As GPC3 has emerged as one of the most promising novel oncology targets over the past two years numerous companies have tried to get in on the act, but one of these, BeOne, won’t be celebrating just yet.
A newly unveiled ASCO abstract featuring BeOne’s BGB-B2033, a 4-1BB co-stimulated bispecific MAb against GPC3, has shown a meagre 20% confirmed response rate among 59 evaluable patients with GPC3-expressing pretreated liver cancer. This looks meaningfully worse than AbelZeta/AstraZeneca’s Car-T project AZD7003, whose 57% confirmed ORR in a similar setting started off the GPC3 craze.
True, it would be unrealistic to expect an antibody approach to match that of a Car-T therapy, and BeOne might argue that an off-the-shelf product without the need for apheresis and lymphodepletion could justify some falloff in efficacy. Whether an ORR number less than half its Car-T rival is acceptable, however, now becomes the big question.
First human data
The ASCO results for BGB-B2033, from a phase 1 trial that started two years ago, represent the first human data for this asset, and indeed they are one of the first human datasets for any GPC3-targeting project outside Car-T therapy. BeOne earlier touted the phase 1 trial as a prelude to starting a pivotal phase 2 liver cancer study later this year.
The 20% confirmed ORR comes from 12 partial responses among 59 evaluable patients, and the best BeOne can say about efficacy is that a preliminary dose-response relationship has been seen, and among 38 patients given more than the “predicted target efficacious dose” the ORR rose to 29%.

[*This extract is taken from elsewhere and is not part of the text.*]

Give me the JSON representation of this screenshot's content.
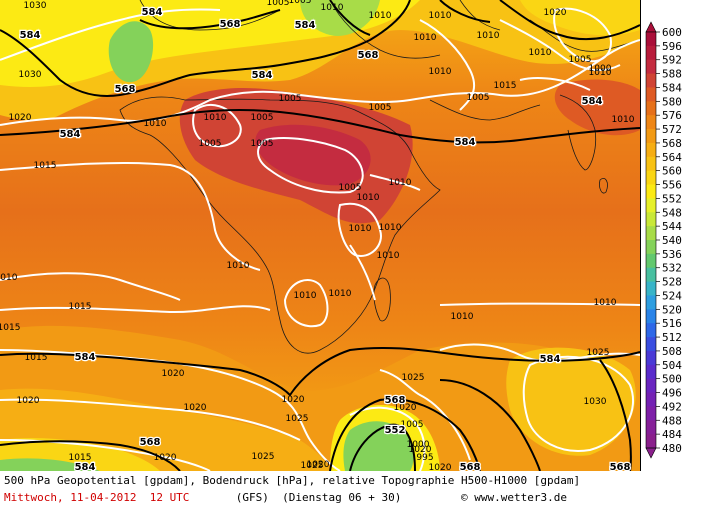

It’s not clear whether the company has scope to dose BGB-B2033 much higher, however. Though the project has been described as generally well tolerated, 8% of patients experienced treatment-related grade 3 or higher adverse events; there was one dose-limiting toxicity, liver enzyme elevation, that resolved after dose reduction.
Available data for GPC3-targeting projects in GPC3+ve relapsed liver cancer
| Project | Mechanism | Company | Study | Data |
|---|---|---|---|---|
| AZD7003/ C-CAR031 | dnTGFbRII-armoured CGPC3 Car-T | AstraZeneca/ AbelZeta | NCT05155189 | ORR 57% |
| Ori-C101 | GPC3 Car-T | OriCell | ChiCTR1900028121 | ORR 44% |
| EU307 | GPC3 Car-T | Eutilex | NCT05783570 | ORR 38% |
| BGB-B2033 | CPC3 x 4-1BB MAb | BeOne | NCT06427941 | ORR 20% (29% at "efficacious" doses |
| CT011 | GPC3 Car-T | Carsgen | NCT03980288 | ORR 17% |
| ERY974 | GPC3 x CD3 T-cell engager | Chugai (Roche) | NCT02748837 | ORR 0% |
Source: OncologyPipeline.
The lacklustre dataset might be seen as another setback for co-stimulation, where most recently Roche discontinued the anti-CD19 x 4-1BB project englumafusp alfa.

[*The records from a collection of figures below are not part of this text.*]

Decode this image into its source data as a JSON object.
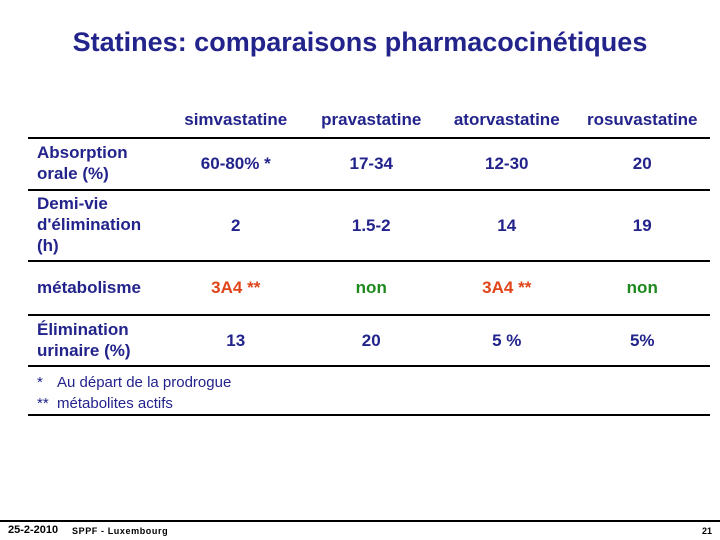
{
  "title": "Statines: comparaisons pharmacocinétiques",
  "table": {
    "columns": [
      "simvastatine",
      "pravastatine",
      "atorvastatine",
      "rosuvastatine"
    ],
    "rows": [
      {
        "label": "Absorption orale (%)",
        "cells": [
          {
            "text": "60-80% *"
          },
          {
            "text": "17-34"
          },
          {
            "text": "12-30"
          },
          {
            "text": "20"
          }
        ]
      },
      {
        "label": "Demi-vie d'élimination (h)",
        "cells": [
          {
            "text": "2"
          },
          {
            "text": "1.5-2"
          },
          {
            "text": "14"
          },
          {
            "text": "19"
          }
        ]
      },
      {
        "label": "métabolisme",
        "cells": [
          {
            "text": "3A4 **",
            "color": "#E04418"
          },
          {
            "text": "non",
            "color": "#1E8A1E"
          },
          {
            "text": "3A4 **",
            "color": "#E04418"
          },
          {
            "text": "non",
            "color": "#1E8A1E"
          }
        ]
      },
      {
        "label": "Élimination urinaire (%)",
        "cells": [
          {
            "text": "13"
          },
          {
            "text": "20"
          },
          {
            "text": "5 %"
          },
          {
            "text": "5%"
          }
        ]
      }
    ]
  },
  "footnotes": [
    {
      "marker": "*",
      "text": "Au départ de la prodrogue"
    },
    {
      "marker": "**",
      "text": "métabolites actifs"
    }
  ],
  "footer": {
    "date": "25-2-2010",
    "org": "SPPF - Luxembourg",
    "page": "21"
  },
  "colors": {
    "navy": "#23238C",
    "orange": "#E04418",
    "green": "#1E8A1E",
    "line": "#000000",
    "footer_text": "#000000"
  }
}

BeOne says the design of BGB-B2033, which also includes an engineered Fc region to prevent FcγR binding and increase half-life, is geared towards activating T cells while minimising systemic toxicity. The company is continuing dose escalation in combination with Tevimbra and Avastin, as well as BGB-B2033 monotherapy in dose expansion.

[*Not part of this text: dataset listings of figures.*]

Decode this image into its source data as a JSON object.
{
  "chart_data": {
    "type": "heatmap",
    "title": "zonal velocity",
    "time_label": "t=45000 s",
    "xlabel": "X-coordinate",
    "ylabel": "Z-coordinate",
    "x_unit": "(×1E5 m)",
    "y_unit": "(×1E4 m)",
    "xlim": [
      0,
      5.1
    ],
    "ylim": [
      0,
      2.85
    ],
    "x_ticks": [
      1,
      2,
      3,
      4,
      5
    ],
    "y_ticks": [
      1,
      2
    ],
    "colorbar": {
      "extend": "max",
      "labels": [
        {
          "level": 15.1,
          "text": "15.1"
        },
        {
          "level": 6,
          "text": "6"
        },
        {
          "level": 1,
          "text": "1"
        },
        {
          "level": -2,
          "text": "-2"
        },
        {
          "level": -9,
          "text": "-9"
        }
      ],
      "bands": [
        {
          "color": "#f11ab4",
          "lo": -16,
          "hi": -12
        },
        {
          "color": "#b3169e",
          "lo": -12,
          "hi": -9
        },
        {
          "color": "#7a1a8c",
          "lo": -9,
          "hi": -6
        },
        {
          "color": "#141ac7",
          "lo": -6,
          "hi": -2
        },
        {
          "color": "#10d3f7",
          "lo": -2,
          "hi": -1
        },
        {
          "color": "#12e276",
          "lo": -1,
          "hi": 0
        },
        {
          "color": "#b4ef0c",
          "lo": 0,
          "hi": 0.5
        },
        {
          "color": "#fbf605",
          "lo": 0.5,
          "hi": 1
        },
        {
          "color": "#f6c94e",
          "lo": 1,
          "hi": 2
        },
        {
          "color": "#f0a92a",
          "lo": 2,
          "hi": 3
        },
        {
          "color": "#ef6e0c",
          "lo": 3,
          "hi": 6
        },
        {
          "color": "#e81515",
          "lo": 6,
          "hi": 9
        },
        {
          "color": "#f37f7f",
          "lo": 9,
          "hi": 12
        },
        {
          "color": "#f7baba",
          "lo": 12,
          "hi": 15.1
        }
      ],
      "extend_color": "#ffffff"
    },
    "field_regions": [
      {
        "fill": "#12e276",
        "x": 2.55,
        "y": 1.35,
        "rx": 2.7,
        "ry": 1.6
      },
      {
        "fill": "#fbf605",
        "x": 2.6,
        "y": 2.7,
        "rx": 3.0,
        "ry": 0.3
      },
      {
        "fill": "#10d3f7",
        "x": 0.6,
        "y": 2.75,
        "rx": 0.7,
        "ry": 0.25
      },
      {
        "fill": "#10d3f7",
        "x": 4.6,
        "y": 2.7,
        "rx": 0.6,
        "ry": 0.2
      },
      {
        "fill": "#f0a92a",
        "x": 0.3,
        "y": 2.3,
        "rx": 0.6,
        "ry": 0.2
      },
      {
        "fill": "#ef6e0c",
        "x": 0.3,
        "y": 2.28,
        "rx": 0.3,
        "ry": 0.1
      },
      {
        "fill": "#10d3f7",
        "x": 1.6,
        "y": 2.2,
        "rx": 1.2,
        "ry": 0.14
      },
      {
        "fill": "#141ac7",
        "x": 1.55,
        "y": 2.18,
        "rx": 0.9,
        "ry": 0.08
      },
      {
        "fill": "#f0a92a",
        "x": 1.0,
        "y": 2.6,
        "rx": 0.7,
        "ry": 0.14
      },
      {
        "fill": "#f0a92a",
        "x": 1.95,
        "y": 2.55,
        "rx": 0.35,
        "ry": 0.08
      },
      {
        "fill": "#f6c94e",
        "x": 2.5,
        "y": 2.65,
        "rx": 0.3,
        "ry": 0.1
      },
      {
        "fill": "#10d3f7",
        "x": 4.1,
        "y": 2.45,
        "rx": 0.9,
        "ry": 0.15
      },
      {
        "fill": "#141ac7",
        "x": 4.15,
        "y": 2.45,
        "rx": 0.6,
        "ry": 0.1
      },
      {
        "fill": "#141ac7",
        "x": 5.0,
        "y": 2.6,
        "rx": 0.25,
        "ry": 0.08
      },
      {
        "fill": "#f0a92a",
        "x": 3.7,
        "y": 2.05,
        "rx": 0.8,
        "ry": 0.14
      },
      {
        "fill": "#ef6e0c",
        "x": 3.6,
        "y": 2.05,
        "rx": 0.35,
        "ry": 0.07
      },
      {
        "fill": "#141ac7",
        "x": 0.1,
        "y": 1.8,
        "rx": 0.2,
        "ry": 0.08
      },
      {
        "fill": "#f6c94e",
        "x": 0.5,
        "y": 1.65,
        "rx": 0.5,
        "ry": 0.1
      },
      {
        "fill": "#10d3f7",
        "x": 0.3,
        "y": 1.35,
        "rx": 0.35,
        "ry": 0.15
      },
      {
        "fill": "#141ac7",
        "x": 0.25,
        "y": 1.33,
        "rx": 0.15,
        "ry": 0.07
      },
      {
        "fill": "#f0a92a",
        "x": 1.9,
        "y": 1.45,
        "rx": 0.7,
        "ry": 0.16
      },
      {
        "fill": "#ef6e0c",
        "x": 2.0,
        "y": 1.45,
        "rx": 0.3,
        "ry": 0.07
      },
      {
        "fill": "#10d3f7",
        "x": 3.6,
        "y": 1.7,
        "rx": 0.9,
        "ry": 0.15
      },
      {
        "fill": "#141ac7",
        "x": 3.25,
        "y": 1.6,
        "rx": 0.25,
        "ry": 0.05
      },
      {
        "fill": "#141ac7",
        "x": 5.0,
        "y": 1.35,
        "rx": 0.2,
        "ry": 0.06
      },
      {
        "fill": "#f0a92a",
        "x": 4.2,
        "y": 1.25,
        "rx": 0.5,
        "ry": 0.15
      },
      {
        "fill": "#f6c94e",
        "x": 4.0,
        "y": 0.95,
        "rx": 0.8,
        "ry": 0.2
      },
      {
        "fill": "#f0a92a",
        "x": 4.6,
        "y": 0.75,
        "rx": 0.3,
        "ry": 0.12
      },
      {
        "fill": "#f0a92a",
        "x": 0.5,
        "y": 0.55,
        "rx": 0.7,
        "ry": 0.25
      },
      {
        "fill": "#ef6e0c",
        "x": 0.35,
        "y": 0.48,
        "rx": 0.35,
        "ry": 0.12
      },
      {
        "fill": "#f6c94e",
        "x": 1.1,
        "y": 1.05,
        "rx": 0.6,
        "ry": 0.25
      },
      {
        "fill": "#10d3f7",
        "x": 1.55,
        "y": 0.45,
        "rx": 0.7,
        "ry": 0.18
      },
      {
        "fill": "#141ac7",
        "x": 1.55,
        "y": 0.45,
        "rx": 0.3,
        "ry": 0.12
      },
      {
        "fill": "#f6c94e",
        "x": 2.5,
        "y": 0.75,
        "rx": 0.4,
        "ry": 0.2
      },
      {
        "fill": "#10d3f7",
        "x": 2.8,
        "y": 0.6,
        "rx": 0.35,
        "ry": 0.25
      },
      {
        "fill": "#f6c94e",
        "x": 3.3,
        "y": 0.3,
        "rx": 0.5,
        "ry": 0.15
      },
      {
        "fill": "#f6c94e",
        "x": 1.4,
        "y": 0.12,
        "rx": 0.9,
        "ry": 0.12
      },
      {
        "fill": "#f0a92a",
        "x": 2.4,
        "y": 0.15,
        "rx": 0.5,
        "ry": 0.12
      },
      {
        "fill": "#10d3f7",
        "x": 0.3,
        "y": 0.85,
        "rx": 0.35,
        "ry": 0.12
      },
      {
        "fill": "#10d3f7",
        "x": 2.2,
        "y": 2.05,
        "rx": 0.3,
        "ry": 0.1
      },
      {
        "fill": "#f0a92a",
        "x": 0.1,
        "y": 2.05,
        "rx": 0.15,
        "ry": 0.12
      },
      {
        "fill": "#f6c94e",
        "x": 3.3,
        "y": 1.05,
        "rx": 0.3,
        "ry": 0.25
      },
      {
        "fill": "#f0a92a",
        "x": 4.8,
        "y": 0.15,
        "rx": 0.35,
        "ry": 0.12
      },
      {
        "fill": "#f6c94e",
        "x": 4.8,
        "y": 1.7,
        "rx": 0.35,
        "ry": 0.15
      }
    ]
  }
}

For its part, Astra recently doubled down on AZD7003, securing global rights from AbelZeta in preference to its own similarly designed AZD5851. AZD7003, whose 57% ORR reported at ASCO in 2024 marked the first real success for a cell therapy in solid tumours, uses dominant-negative TGFβ receptor armouring in addition to hitting GPC3; perhaps this is the feature that's allowed Astra to succeed where others have underwhelmed.